The novel begins in 1918 when twenty-three-year-old Lange arrives in San Francisco from the East Coast. Afflicted by polio as a child, Lange develops a deep sense of empathy toward others. She also learns to pay attention to what she sees around her. These traits serve her well as she cultivates her craft as a photographer. Once in San Francisco, Lange dreams of opening a portrait studio. Her talent becomes well known, but financial backing for women is scarce. Indefatigable, she eventually strikes a deal with a businessman who loans her money. She opens her studio a block off Union Square and befriends a group of Bohemians that include other respected women photographers. These non-conforming writers, musicians and artists widen the lens of Lange’s evolving social consciousness.
Around her, diverse social forces are competing for power in San Francisco. At the bottom of the social structure are Chinese Americans. Laws restrict where Chinese Americans can live and work. Lange employs a Chinese assistant in her studio. (This woman is known to history only as “Ah-yee” or “Chinese Mission Girl.) In the novel, Darznik envisions a business partnership and authentic friendship between Lange and her assistant, whom she names Caroline Lee. This propels the plot forward and allows Lange to see firsthand the discrimination, bigotry, and disregard Lee encounters. Few repercussions exist for police brutality, human trafficking, or unjust labor practices toward Chinese Americans. Another character is based on California Senator John Phelan, whose 1920 campaign slogan was Keep California White. It is as if Lange is stunned by the photo developing in her darkroom. Soon she stops snapping pictures of the wealthy elite and starts taking pictures of ordinary people.
Though ‘The Bohemians’ focuses on Lange’s formative years, the story does touch on Lange’s later contributions. In the early 1930s, with the Depression in full force, many Americans lack food, shelter, and clothing. Lange and her artist husband, Maynard Dixon, decide to document the suffering they see. Lange takes a shot of a breadline in San Francisco which she titles White Angel Breadline. Her skill enables her to reveal the story of those she photographs. Lange says, “I had to make myself useful. Somehow, I had to get people to see.” Eventually, Lange’s images of unemployed fathers and weary migrant mothers appear in newspapers.
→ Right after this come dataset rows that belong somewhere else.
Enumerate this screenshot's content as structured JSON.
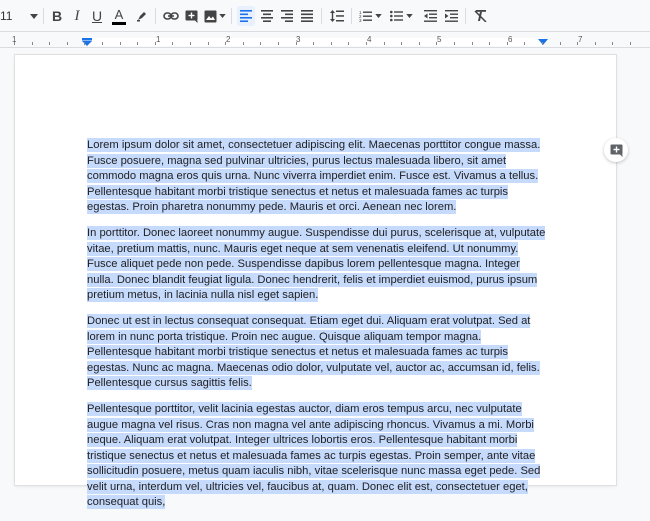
{
  "toolbar": {
    "font_size": "11",
    "text_color": "#000000",
    "accent": "#1a73e8",
    "buttons": [
      {
        "name": "font-size-menu",
        "icon": "chevron-down-icon"
      },
      {
        "name": "bold",
        "icon": "bold-icon"
      },
      {
        "name": "italic",
        "icon": "italic-icon"
      },
      {
        "name": "underline",
        "icon": "underline-icon"
      },
      {
        "name": "text-color",
        "icon": "text-color-icon"
      },
      {
        "name": "highlight-color",
        "icon": "highlighter-icon"
      },
      {
        "name": "insert-link",
        "icon": "link-icon"
      },
      {
        "name": "add-comment",
        "icon": "add-comment-icon"
      },
      {
        "name": "insert-image",
        "icon": "image-icon"
      },
      {
        "name": "align-left",
        "icon": "align-left-icon",
        "active": true
      },
      {
        "name": "align-center",
        "icon": "align-center-icon"
      },
      {
        "name": "align-right",
        "icon": "align-right-icon"
      },
      {
        "name": "align-justify",
        "icon": "align-justify-icon"
      },
      {
        "name": "line-spacing",
        "icon": "line-spacing-icon"
      },
      {
        "name": "numbered-list",
        "icon": "numbered-list-icon"
      },
      {
        "name": "bulleted-list",
        "icon": "bulleted-list-icon"
      },
      {
        "name": "decrease-indent",
        "icon": "decrease-indent-icon"
      },
      {
        "name": "increase-indent",
        "icon": "increase-indent-icon"
      },
      {
        "name": "clear-formatting",
        "icon": "clear-formatting-icon"
      }
    ]
  },
  "ruler": {
    "numbers": [
      "1",
      "1",
      "2",
      "3",
      "4",
      "5",
      "6",
      "7"
    ]
  },
  "document": {
    "selection_color": "#c6dafc",
    "paragraphs": [
      "Lorem ipsum dolor sit amet, consectetuer adipiscing elit. Maecenas porttitor congue massa. Fusce posuere, magna sed pulvinar ultricies, purus lectus malesuada libero, sit amet commodo magna eros quis urna. Nunc viverra imperdiet enim. Fusce est. Vivamus a tellus. Pellentesque habitant morbi tristique senectus et netus et malesuada fames ac turpis egestas. Proin pharetra nonummy pede. Mauris et orci. Aenean nec lorem.",
      "In porttitor. Donec laoreet nonummy augue. Suspendisse dui purus, scelerisque at, vulputate vitae, pretium mattis, nunc. Mauris eget neque at sem venenatis eleifend. Ut nonummy. Fusce aliquet pede non pede. Suspendisse dapibus lorem pellentesque magna. Integer nulla. Donec blandit feugiat ligula. Donec hendrerit, felis et imperdiet euismod, purus ipsum pretium metus, in lacinia nulla nisl eget sapien.",
      "Donec ut est in lectus consequat consequat. Etiam eget dui. Aliquam erat volutpat. Sed at lorem in nunc porta tristique. Proin nec augue. Quisque aliquam tempor magna. Pellentesque habitant morbi tristique senectus et netus et malesuada fames ac turpis egestas. Nunc ac magna. Maecenas odio dolor, vulputate vel, auctor ac, accumsan id, felis. Pellentesque cursus sagittis felis.",
      "Pellentesque porttitor, velit lacinia egestas auctor, diam eros tempus arcu, nec vulputate augue magna vel risus. Cras non magna vel ante adipiscing rhoncus. Vivamus a mi. Morbi neque. Aliquam erat volutpat. Integer ultrices lobortis eros. Pellentesque habitant morbi tristique senectus et netus et malesuada fames ac turpis egestas. Proin semper, ante vitae sollicitudin posuere, metus quam iaculis nibh, vitae scelerisque nunc massa eget pede. Sed velit urna, interdum vel, ultricies vel, faucibus at, quam. Donec elit est, consectetuer eget, consequat quis,"
    ]
  }
}
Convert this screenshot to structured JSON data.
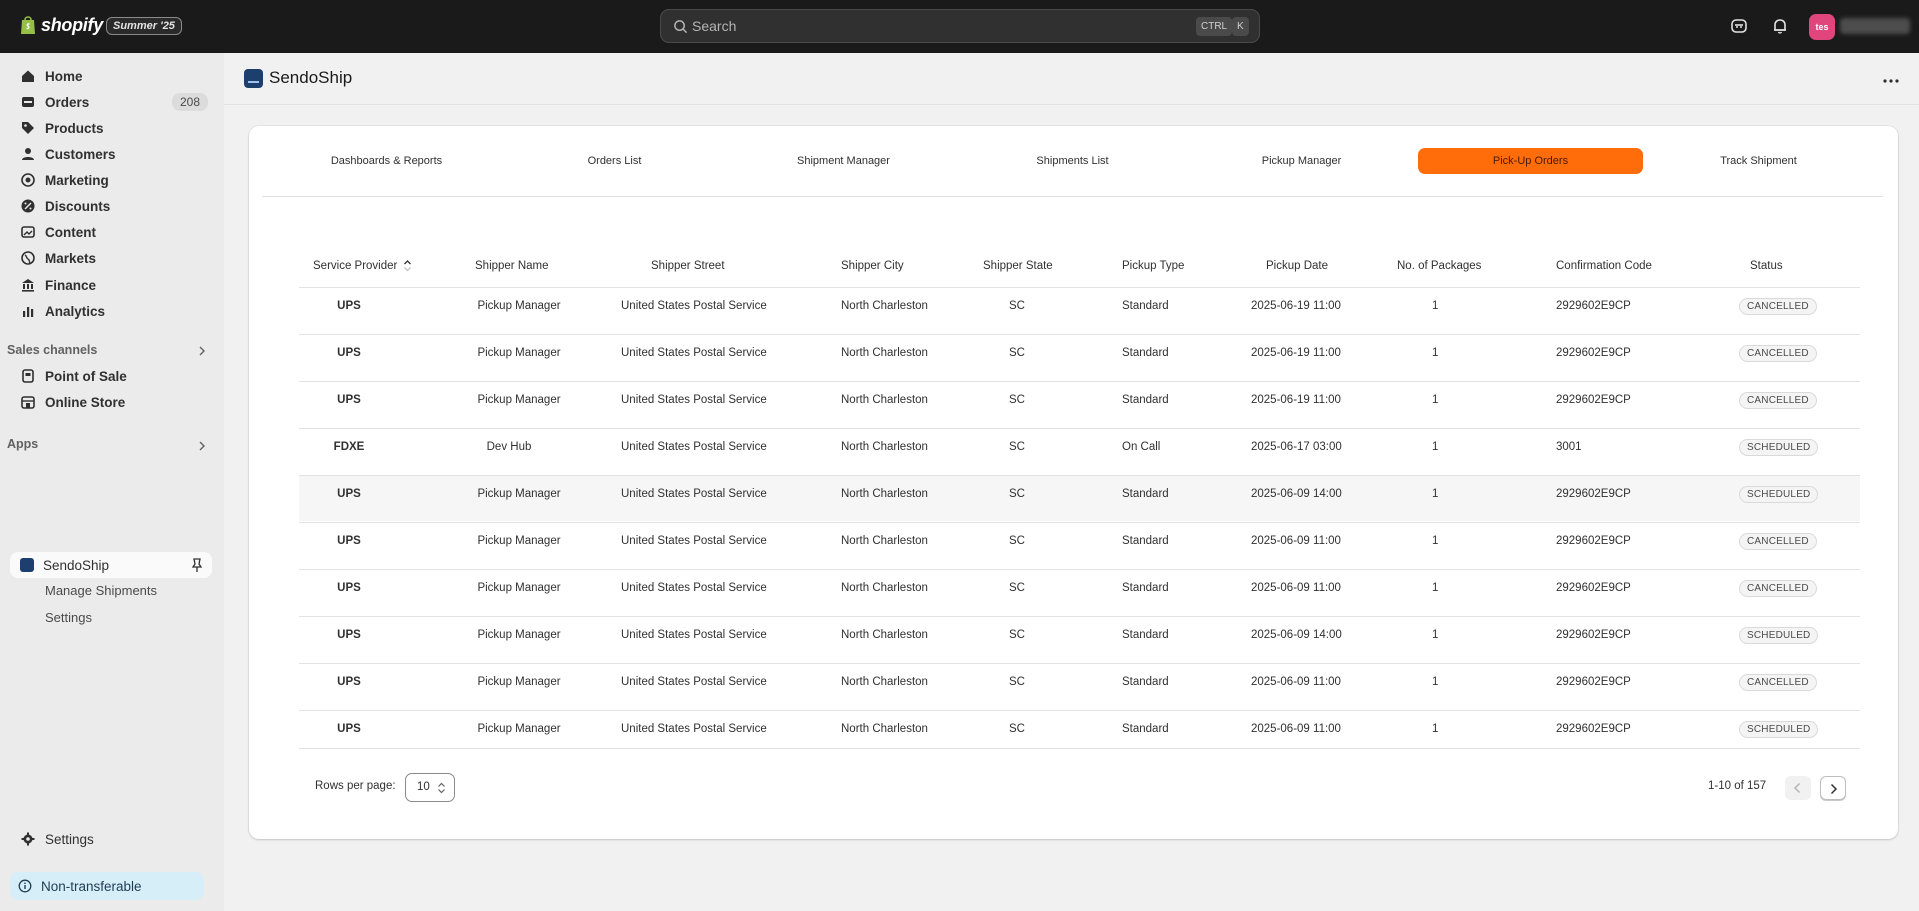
{
  "topbar": {
    "brand": "shopify",
    "edition": "Summer '25",
    "search_placeholder": "Search",
    "shortcut_ctrl": "CTRL",
    "shortcut_k": "K",
    "avatar_initials": "tes"
  },
  "sidebar": {
    "items": [
      {
        "label": "Home",
        "icon": "home-icon"
      },
      {
        "label": "Orders",
        "icon": "orders-icon",
        "count": "208"
      },
      {
        "label": "Products",
        "icon": "tag-icon"
      },
      {
        "label": "Customers",
        "icon": "person-icon"
      },
      {
        "label": "Marketing",
        "icon": "target-icon"
      },
      {
        "label": "Discounts",
        "icon": "discount-icon"
      },
      {
        "label": "Content",
        "icon": "content-icon"
      },
      {
        "label": "Markets",
        "icon": "globe-icon"
      },
      {
        "label": "Finance",
        "icon": "bank-icon"
      },
      {
        "label": "Analytics",
        "icon": "bar-chart-icon"
      }
    ],
    "sales_channels_heading": "Sales channels",
    "channels": [
      {
        "label": "Point of Sale",
        "icon": "pos-icon"
      },
      {
        "label": "Online Store",
        "icon": "store-icon"
      }
    ],
    "apps_heading": "Apps",
    "app": {
      "label": "SendoShip",
      "sub_items": [
        "Manage Shipments",
        "Settings"
      ]
    },
    "settings_label": "Settings",
    "non_transferable_label": "Non-transferable"
  },
  "app_header": {
    "title": "SendoShip"
  },
  "tabs": [
    "Dashboards & Reports",
    "Orders List",
    "Shipment Manager",
    "Shipments List",
    "Pickup Manager",
    "Pick-Up Orders",
    "Track Shipment"
  ],
  "active_tab": "Pick-Up Orders",
  "accent_color": "#ff6d0b",
  "table": {
    "columns": [
      "Service Provider",
      "Shipper Name",
      "Shipper Street",
      "Shipper City",
      "Shipper State",
      "Pickup Type",
      "Pickup Date",
      "No. of Packages",
      "Confirmation Code",
      "Status"
    ],
    "rows": [
      [
        "UPS",
        "Pickup Manager",
        "United States Postal Service",
        "North Charleston",
        "SC",
        "Standard",
        "2025-06-19 11:00",
        "1",
        "2929602E9CP",
        "CANCELLED"
      ],
      [
        "UPS",
        "Pickup Manager",
        "United States Postal Service",
        "North Charleston",
        "SC",
        "Standard",
        "2025-06-19 11:00",
        "1",
        "2929602E9CP",
        "CANCELLED"
      ],
      [
        "UPS",
        "Pickup Manager",
        "United States Postal Service",
        "North Charleston",
        "SC",
        "Standard",
        "2025-06-19 11:00",
        "1",
        "2929602E9CP",
        "CANCELLED"
      ],
      [
        "FDXE",
        "Dev Hub",
        "United States Postal Service",
        "North Charleston",
        "SC",
        "On Call",
        "2025-06-17 03:00",
        "1",
        "3001",
        "SCHEDULED"
      ],
      [
        "UPS",
        "Pickup Manager",
        "United States Postal Service",
        "North Charleston",
        "SC",
        "Standard",
        "2025-06-09 14:00",
        "1",
        "2929602E9CP",
        "SCHEDULED"
      ],
      [
        "UPS",
        "Pickup Manager",
        "United States Postal Service",
        "North Charleston",
        "SC",
        "Standard",
        "2025-06-09 11:00",
        "1",
        "2929602E9CP",
        "CANCELLED"
      ],
      [
        "UPS",
        "Pickup Manager",
        "United States Postal Service",
        "North Charleston",
        "SC",
        "Standard",
        "2025-06-09 11:00",
        "1",
        "2929602E9CP",
        "CANCELLED"
      ],
      [
        "UPS",
        "Pickup Manager",
        "United States Postal Service",
        "North Charleston",
        "SC",
        "Standard",
        "2025-06-09 14:00",
        "1",
        "2929602E9CP",
        "SCHEDULED"
      ],
      [
        "UPS",
        "Pickup Manager",
        "United States Postal Service",
        "North Charleston",
        "SC",
        "Standard",
        "2025-06-09 11:00",
        "1",
        "2929602E9CP",
        "CANCELLED"
      ],
      [
        "UPS",
        "Pickup Manager",
        "United States Postal Service",
        "North Charleston",
        "SC",
        "Standard",
        "2025-06-09 11:00",
        "1",
        "2929602E9CP",
        "SCHEDULED"
      ]
    ]
  },
  "pagination": {
    "rows_per_page_label": "Rows per page:",
    "rows_per_page_value": "10",
    "range_text": "1-10 of 157"
  }
}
People who had been hidden become visible to politicians and policymakers.
I would have liked to hear more about the decades after Lange’s pivot from the privileged to the poor. That said, Darznik delivers an immersive story of an era that resonates with our own. Her characters live through the Spanish Flu, anti-Asian hostility, and xenophobic deportations. As we struggle with our own pandemic, Darznik reminds us that this is a painful pattern. By writing about a woman who helped the world see hardship and injustice, Darznik inspires us to truly see the others in our own time.